On pourrait très longuement s’interroger sur l’origine obscure et la signification précise de ce chiffre que nous serinent en boucle tous les missi dominici du pouvoir. Admettons-le, sous réserve d’inventaire. La vérité est alors que les RASED, avec leurs moyens actuels, ne peuvent toucher au mieux que 5 % de la population scolaire.
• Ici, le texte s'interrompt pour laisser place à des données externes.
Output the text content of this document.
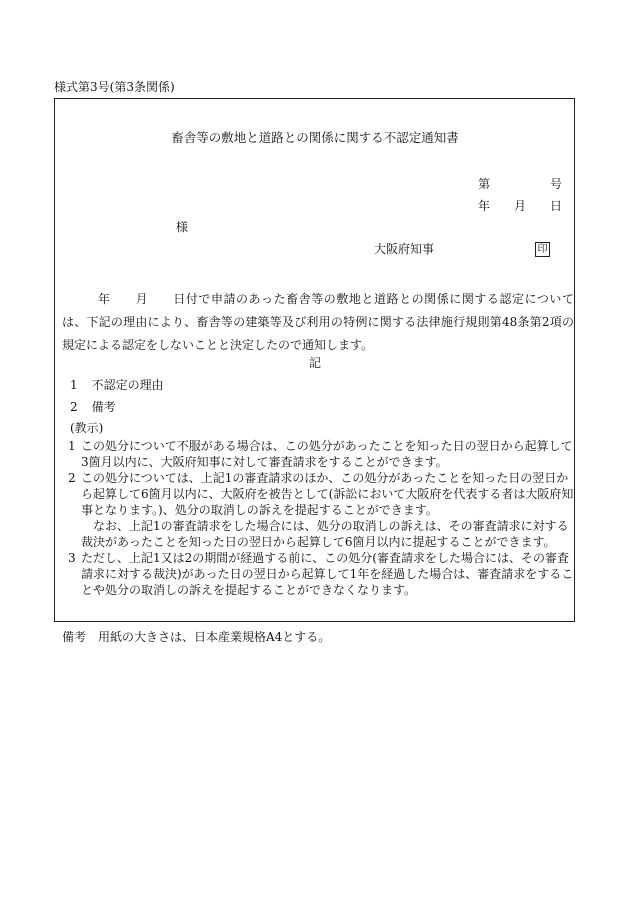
様式第3号(第3条関係)
畜舎等の敷地と道路との関係に関する不認定通知書
第	号
年 月 日
様
大阪府知事	印
年　　月　　日付で申請のあった畜舎等の敷地と道路との関係に関する認定については、下記の理由により、畜舎等の建築等及び利用の特例に関する法律施行規則第48条第2項の規定による認定をしないことと決定したので通知します。
記
1 不認定の理由
2 備考
(教示)
1 この処分について不服がある場合は、この処分があったことを知った日の翌日から起算して3箇月以内に、大阪府知事に対して審査請求をすることができます。
2 この処分については、上記1の審査請求のほか、この処分があったことを知った日の翌日から起算して6箇月以内に、大阪府を被告として(訴訟において大阪府を代表する者は大阪府知事となります。)、処分の取消しの訴えを提起することができます。
なお、上記1の審査請求をした場合には、処分の取消しの訴えは、その審査請求に対する裁決があったことを知った日の翌日から起算して6箇月以内に提起することができます。
3 ただし、上記1又は2の期間が経過する前に、この処分(審査請求をした場合には、その審査請求に対する裁決)があった日の翌日から起算して1年を経過した場合は、審査請求をすることや処分の取消しの訴えを提起することができなくなります。
備考　用紙の大きさは、日本産業規格A4とする。
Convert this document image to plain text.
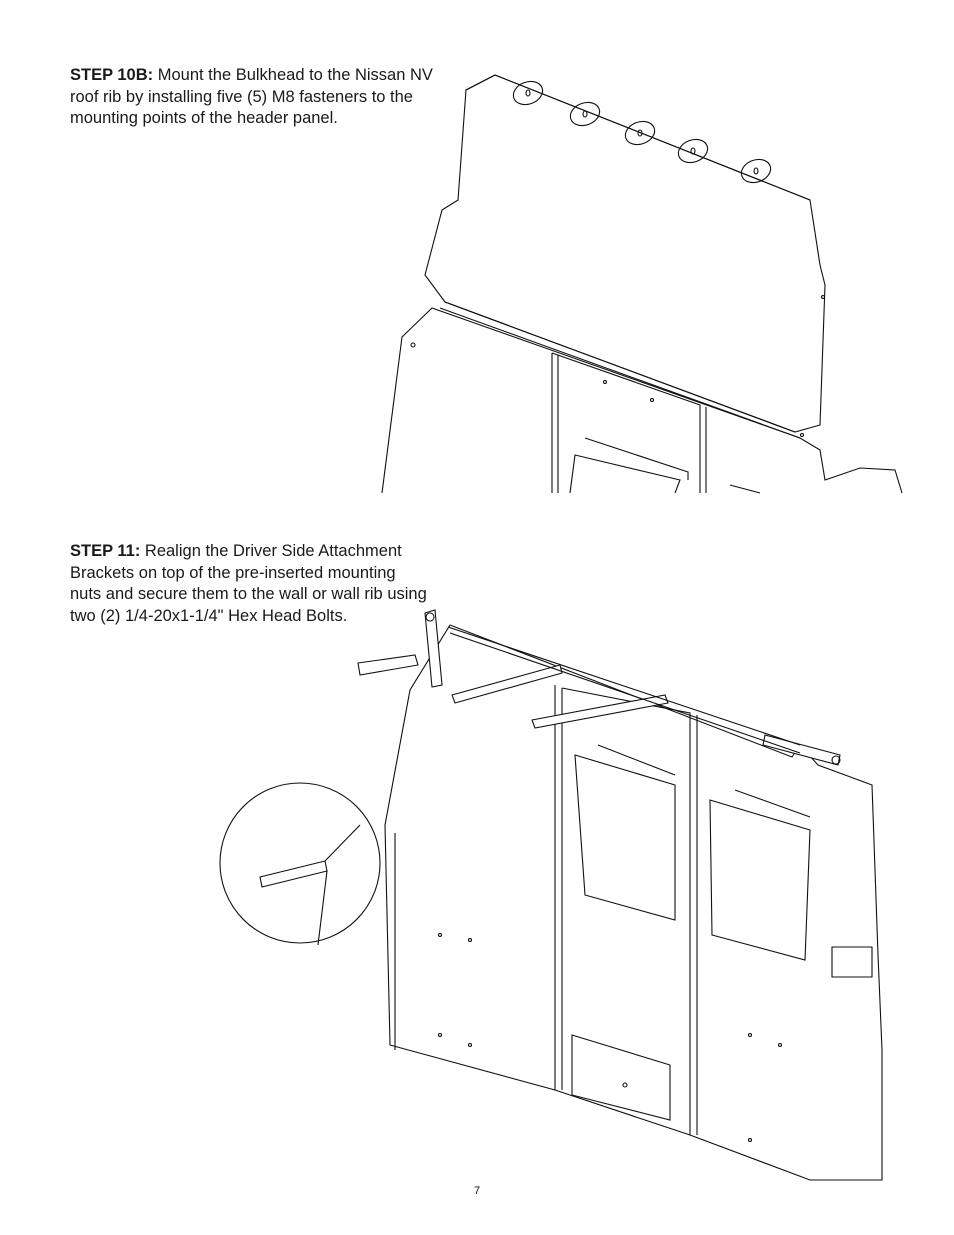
STEP 10B: Mount the Bulkhead to the Nissan NV roof rib by installing five (5) M8 fasteners to the mounting points of the header panel.

STEP 11: Realign the Driver Side Attachment Brackets on top of the pre-inserted mounting nuts and secure them to the wall or wall rib using two (2) 1/4-20x1-1/4" Hex Head Bolts.

7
Avant de pouvoir juger de leur efficacité, il aurait donc fallu commencer par multiplier par trois leurs effectifs, afin d’espérer couvrir les besoins d’aides spécialisées de ces 15 %. Faute de quoi, les accuser de ne pas être parvenus à résoudre les problèmes de ces 15 % est, au choix, une absurdité ou une crapulerie.

 

Clés-Actu :

« 74 % des parents sont d’accord avec la réforme des programmes du primaire (TNS/Savoir Lire) »

Commentaire :

Oui, et alors ? Quel rapport avec la question des RASED ?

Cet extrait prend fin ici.